Advice for Older Law School Applicants to Consider

Before presuming you’re too old for law school, consider how your background may help you as an applicant.

Although most applicants are under 25, about 1 in 5 are 30 or older and a much smaller proportion are over 40. Many older law school graduates build fulfilling second careers that draw on preexisting skills and experiences.

Law school applicants who have been out of college for several years or more should keep the following aspects in mind:

  • Career paths
  • Application materials
  • Part-time programs
  • Campus resources
  • Personal challenges

Career Paths

Law schools aren’t looking for students to come in with detailed career plans. Law students’ career paths can change course and evolve as they explore the wide range of legal fields through classes, clinics and internships, career services offices, events and extracurricular activities.

However, older applicants have a little more explaining to do to show that a legal career makes sense for them. In their resume and essays, they should clarify their past career path, their reasons for pursuing law and specific postgraduate goals.

As an older applicant, frame a career change positively, emphasizing the future over the past. For example, it’s fine for a former teacher to say she wants to work on education reform or ensuring classroom access for children with special needs. She could even say that teaching has been a fulfilling experience but ultimately can’t support her family.

But if she says that she hates dealing with paperwork, office politics and ungrateful parents, law schools may wonder whether she is committed to law school or simply burnt out and eager for any change. They may worry that this applicant might find law school similarly dissatisfying and drop out

Application Materials

Law school applicants of any age need to submit all their academic records and ideally at least one letter of recommendation from a professor to the credential assembly service.

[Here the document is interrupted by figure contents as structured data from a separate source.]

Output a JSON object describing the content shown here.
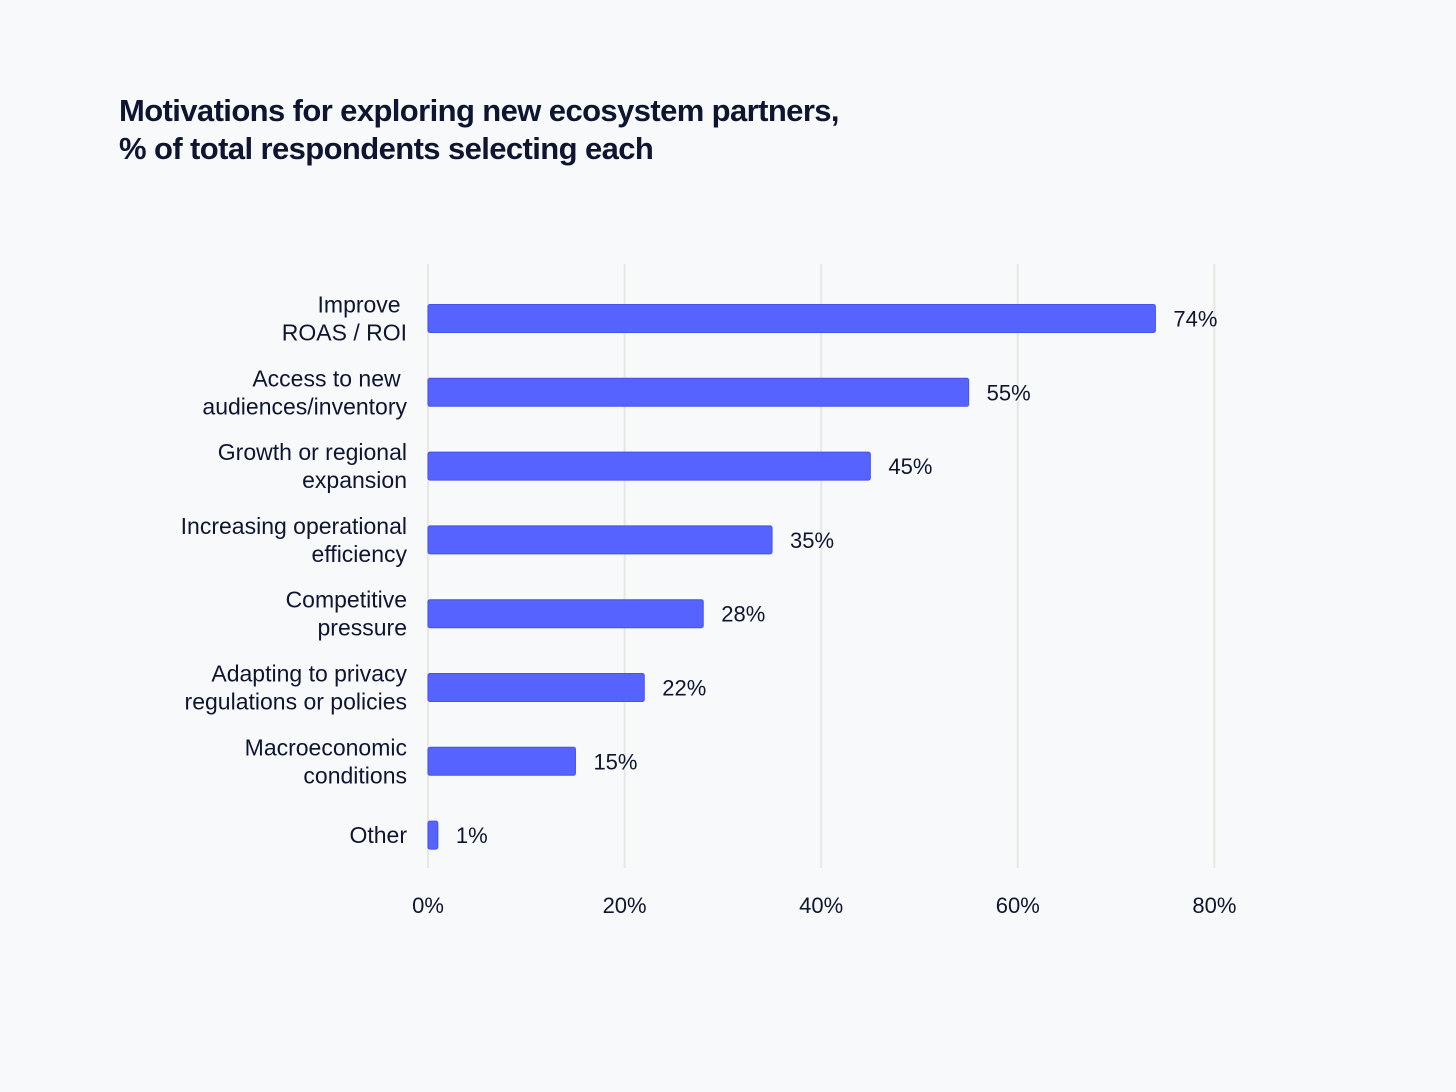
{
  "title": {
    "line1": "Motivations for exploring new ecosystem partners,",
    "line2": "% of total respondents selecting each"
  },
  "colors": {
    "bar": "#5663fe",
    "bar_stroke": "#4452ee",
    "gridline": "#e7e7e3",
    "text": "#0e1530",
    "background": "#f8f9fb"
  },
  "chart_data": {
    "type": "bar",
    "orientation": "horizontal",
    "title": "Motivations for exploring new ecosystem partners, % of total respondents selecting each",
    "categories": [
      [
        "Improve ",
        "ROAS / ROI"
      ],
      [
        "Access to new ",
        "audiences/inventory"
      ],
      [
        "Growth or regional",
        "expansion"
      ],
      [
        "Increasing operational",
        "efficiency"
      ],
      [
        "Competitive",
        "pressure"
      ],
      [
        "Adapting to privacy",
        "regulations or policies"
      ],
      [
        "Macroeconomic",
        "conditions"
      ],
      [
        "Other"
      ]
    ],
    "values": [
      74,
      55,
      45,
      35,
      28,
      22,
      15,
      1
    ],
    "value_labels": [
      "74%",
      "55%",
      "45%",
      "35%",
      "28%",
      "22%",
      "15%",
      "1%"
    ],
    "xlim": [
      0,
      80
    ],
    "xticks": [
      0,
      20,
      40,
      60,
      80
    ],
    "xtick_labels": [
      "0%",
      "20%",
      "40%",
      "60%",
      "80%"
    ],
    "grid": true,
    "xlabel": "",
    "ylabel": ""
  }
}
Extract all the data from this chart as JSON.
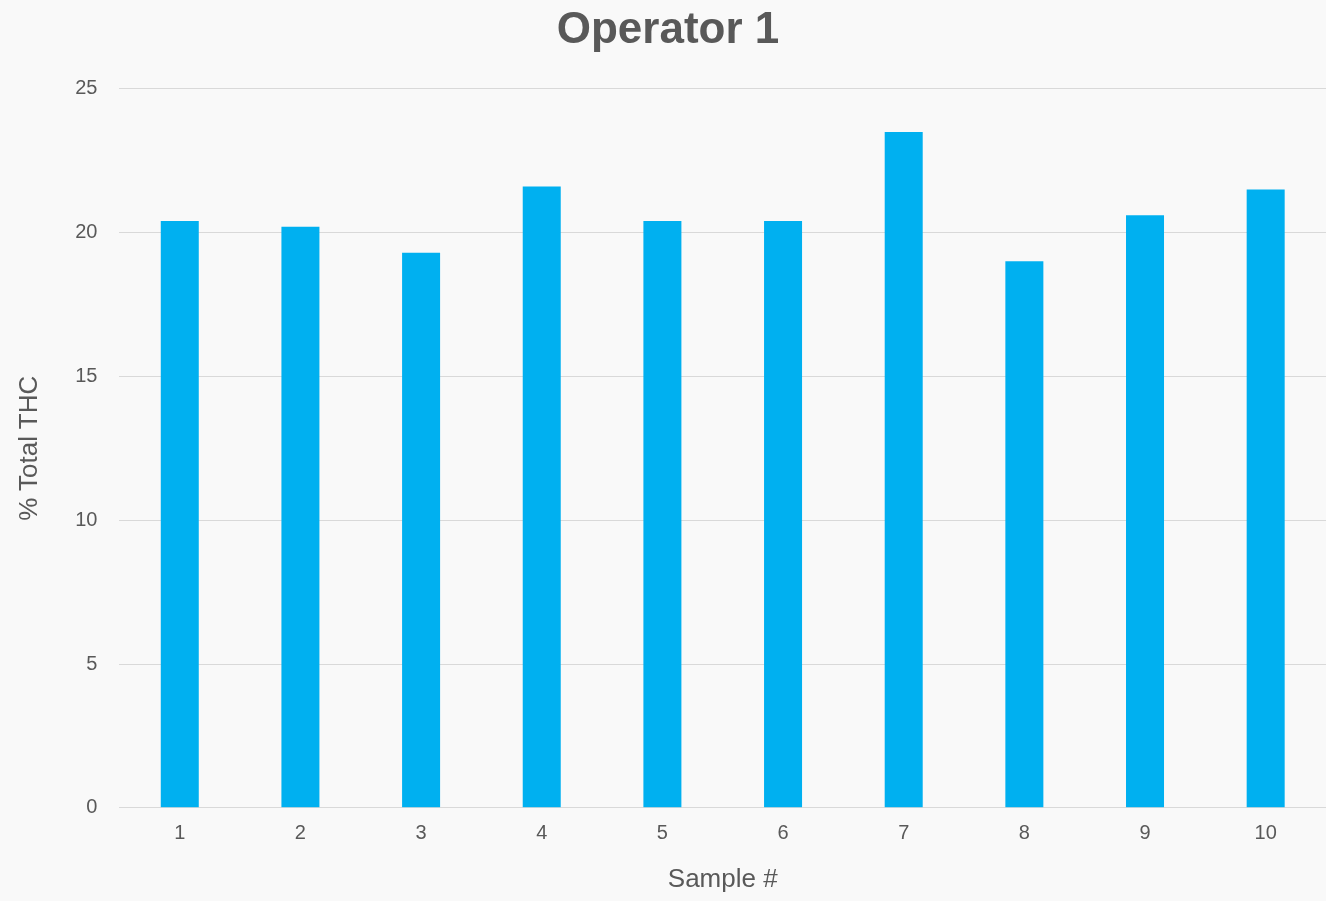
{
  "chart_data": {
    "type": "bar",
    "title": "Operator 1",
    "xlabel": "Sample #",
    "ylabel": "% Total THC",
    "categories": [
      "1",
      "2",
      "3",
      "4",
      "5",
      "6",
      "7",
      "8",
      "9",
      "10"
    ],
    "values": [
      20.4,
      20.2,
      19.3,
      21.6,
      20.4,
      20.4,
      23.5,
      19.0,
      20.6,
      21.5
    ],
    "color": "#00b0f0",
    "ylim": [
      0,
      25
    ],
    "yticks": [
      0,
      5,
      10,
      15,
      20,
      25
    ],
    "grid": "y",
    "legend": false
  }
}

Applicants unable to track down an academic reference should try to find professional references who can speak to academic skills and other relevant personal qualities.

Generally, law schools don’t expect applicants who have been out of school for at least eight years to submit an academic reference letter, but there’s no shame in reaching out to a professor you haven’t spoken with in years. Just give the professor ample notice and offer to provide a life update and details about old grades and examples of past performance.

Law schools tend to put less weight on grades earned many years ago, but as an older applicant, you should try to demonstrate your academic capabilities through work experience.

In your resume, recommendation letters and personal statements, highlight examples of skillful uses of research and analysis. You might consider taking law-related courses at a local college, particularly if your field is unrelated to law.

Part-Time Programs

As an older applicant, you may have more life responsibilities to juggle with law school. You may be limited in geography or time commitment. Fortunately, there are increasing options for part-time and low-residency programs.

There are now multiple fully online J.D. programs, and even more hybrid online programs, that allow students to earn a law degree fully or primarily from home.

Campus Resources

Many law school students feel atypical in one way or another. As an older law student, your mindset may be worlds apart from younger peers more concerned with finding free drinks than child care, but you should not feel alone.

Many law schools have associations of Older, Wiser Law Students, or OWLS, to socialize, commiserate and share advice. Older students with kids might also consider Parents Attending Law School, or PALS. Nowadays, law schools offer a range of resources for parents, from flexible schedules to lactation rooms.

Personal Challenges

Some older applicants may be looking for a second chance rather than a midcareer change.

Law schools of all tiers have students who overcame hardships like addiction, incarceration, disability or fleeing a desperate situation. Schools value such students because they arrive with more motivation and more direct experience of the legal system than traditional applicants. 

If your path to law school has been rocky, use your personal statement, optional essays or an addendum to provide this context. Make clear your readiness for the rigors of law school as well as your career goals, uniquely informed by your past challenges.

Most importantly, stay mindful of your strengths as an older applicant. While you may face hurdles like age discrimination in the legal field, you may also benefit from greater life experience, more resources and connections, and higher clarity of purpose.

For example, I once met a retired woman in Alaska who was working as a cook to save money for law school. She planned to spend her twilight years aiding the Alaska Native communities that she had grown close to while working on the North Slope oil fields.

Her plan to study Native American law wasn’t easy, and she would have to leave Alaska to find an accredited law school. But considering the hard life she had lived in the Last Frontier, I doubt she felt daunted by the challenge.